Thermal Gradient Approach for the Quasi-harmonic Approximation and Its Application to Improved Treatment of Anisotropic Expansion.
Nathan S AbrahamMichael R ShirtsPublished in: Journal of chemical theory and computation (2018)
We present a novel approach to efficiently implement thermal expansion in the quasi-harmonic approximation (QHA) for both isotropic and more importantly, anisotropic expansion. In this approach, we rapidly determine a crystal's equilibrium volume and shape at a given temperature by integrating along the gradient of expansion from 0 Kelvin up to the desired temperature.
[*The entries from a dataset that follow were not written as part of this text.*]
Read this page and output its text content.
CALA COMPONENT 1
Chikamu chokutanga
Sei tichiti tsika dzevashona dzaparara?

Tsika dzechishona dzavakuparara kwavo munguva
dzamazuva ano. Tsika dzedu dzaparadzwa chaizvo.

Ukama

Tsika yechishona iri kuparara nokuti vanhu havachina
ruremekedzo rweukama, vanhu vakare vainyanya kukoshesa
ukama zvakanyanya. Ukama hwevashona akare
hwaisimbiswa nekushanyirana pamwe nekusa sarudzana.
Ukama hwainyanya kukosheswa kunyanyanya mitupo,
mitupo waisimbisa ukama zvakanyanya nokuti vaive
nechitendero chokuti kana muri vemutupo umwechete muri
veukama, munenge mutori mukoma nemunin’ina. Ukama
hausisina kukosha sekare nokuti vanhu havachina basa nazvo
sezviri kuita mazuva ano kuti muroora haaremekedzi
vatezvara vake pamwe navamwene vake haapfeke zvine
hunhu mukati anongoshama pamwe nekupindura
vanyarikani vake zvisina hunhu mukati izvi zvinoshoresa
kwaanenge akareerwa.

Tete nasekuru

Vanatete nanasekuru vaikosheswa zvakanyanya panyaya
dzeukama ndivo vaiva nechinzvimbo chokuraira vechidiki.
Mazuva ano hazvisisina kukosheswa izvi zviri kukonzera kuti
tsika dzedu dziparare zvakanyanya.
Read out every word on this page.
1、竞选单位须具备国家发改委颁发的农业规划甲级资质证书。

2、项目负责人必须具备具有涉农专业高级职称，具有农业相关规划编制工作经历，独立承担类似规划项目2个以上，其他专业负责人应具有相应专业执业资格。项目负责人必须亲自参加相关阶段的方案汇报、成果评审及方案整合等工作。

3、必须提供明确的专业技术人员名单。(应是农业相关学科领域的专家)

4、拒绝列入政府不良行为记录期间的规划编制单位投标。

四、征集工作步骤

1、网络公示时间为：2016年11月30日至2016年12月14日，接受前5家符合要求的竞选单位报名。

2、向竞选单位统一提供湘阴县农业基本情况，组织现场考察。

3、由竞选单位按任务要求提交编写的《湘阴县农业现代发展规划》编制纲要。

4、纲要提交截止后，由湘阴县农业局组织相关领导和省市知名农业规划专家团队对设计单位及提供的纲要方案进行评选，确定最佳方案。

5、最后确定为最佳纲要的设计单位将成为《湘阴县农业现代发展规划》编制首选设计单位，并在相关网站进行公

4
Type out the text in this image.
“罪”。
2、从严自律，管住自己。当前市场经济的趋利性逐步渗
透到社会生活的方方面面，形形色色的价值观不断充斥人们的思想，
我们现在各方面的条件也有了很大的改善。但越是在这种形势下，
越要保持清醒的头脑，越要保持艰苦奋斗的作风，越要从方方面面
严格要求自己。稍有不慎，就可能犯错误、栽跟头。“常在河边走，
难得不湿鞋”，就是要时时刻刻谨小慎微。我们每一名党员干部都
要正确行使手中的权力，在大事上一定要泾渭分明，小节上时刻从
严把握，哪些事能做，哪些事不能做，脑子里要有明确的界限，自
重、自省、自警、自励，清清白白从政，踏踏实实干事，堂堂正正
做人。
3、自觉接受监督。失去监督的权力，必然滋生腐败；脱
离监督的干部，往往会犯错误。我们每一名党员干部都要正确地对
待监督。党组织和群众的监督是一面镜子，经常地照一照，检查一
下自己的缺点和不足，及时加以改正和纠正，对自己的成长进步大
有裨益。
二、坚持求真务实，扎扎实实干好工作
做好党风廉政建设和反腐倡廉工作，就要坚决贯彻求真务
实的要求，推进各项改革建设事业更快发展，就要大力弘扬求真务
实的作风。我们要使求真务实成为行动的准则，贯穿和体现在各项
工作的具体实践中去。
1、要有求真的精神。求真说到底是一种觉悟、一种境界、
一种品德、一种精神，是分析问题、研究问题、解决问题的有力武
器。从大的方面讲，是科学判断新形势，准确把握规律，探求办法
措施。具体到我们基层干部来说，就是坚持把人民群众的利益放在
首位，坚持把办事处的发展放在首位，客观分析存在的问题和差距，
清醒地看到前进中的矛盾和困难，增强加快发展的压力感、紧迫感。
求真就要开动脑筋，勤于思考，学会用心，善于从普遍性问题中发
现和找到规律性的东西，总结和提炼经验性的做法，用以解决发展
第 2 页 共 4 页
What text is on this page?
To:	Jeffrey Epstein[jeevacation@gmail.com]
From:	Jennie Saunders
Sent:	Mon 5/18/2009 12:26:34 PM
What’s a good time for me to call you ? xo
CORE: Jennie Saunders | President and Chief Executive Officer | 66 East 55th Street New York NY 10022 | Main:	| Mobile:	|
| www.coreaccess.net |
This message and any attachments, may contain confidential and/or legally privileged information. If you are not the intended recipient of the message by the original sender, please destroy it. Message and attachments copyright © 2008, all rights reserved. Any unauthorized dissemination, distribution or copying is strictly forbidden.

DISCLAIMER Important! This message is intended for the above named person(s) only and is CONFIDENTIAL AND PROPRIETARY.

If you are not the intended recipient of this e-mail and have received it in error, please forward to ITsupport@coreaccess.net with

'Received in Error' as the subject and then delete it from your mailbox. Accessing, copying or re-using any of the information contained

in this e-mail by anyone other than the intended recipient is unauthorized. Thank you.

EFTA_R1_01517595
We compare our approach to previous isotropic methods that rely on a brute-force grid search to determine the free energy minimum, which is infeasible to carry out for anisotropic expansion, as well as quasi-anisotropic approaches that take into account the contributions to anisotropic expansion from the lattice energy. We compare these methods for experimentally known polymorphs of piracetam and resorcinol and show that both isotropic methods agree to within error up to 300 K. Using the Grüneisen parameter causes up to 0.04 kcal/mol deviation in the Gibbs free energy, but for polymorph free energy differences there is a cancellation in error with all isotropic methods within 0.025 kcal/mol at 300 K. Anisotropic expansion allows the crystals to relax into lattice geometries 0.01-0.23 kcal/mol lower in energy at 300 K relative to isotropic expansion. For polymorph free energy differences all QHA methods produced results within 0.02 kcal/mol of each other for resorcinol and 0.12 kcal/mol for piracetam, the two molecules tested here, demonstrating a cancellation of error for isotropic methods. We also find that with expansion in more than a single volume variable, there is a non-negligible rate of failure of the basic approximations of QHA. Specifically, while expanding into new harmonic modes as the box vectors are increased, the system often falls into alternate, structurally distinct harmonic modes unrelated by continuous deformation from the original harmonic mode.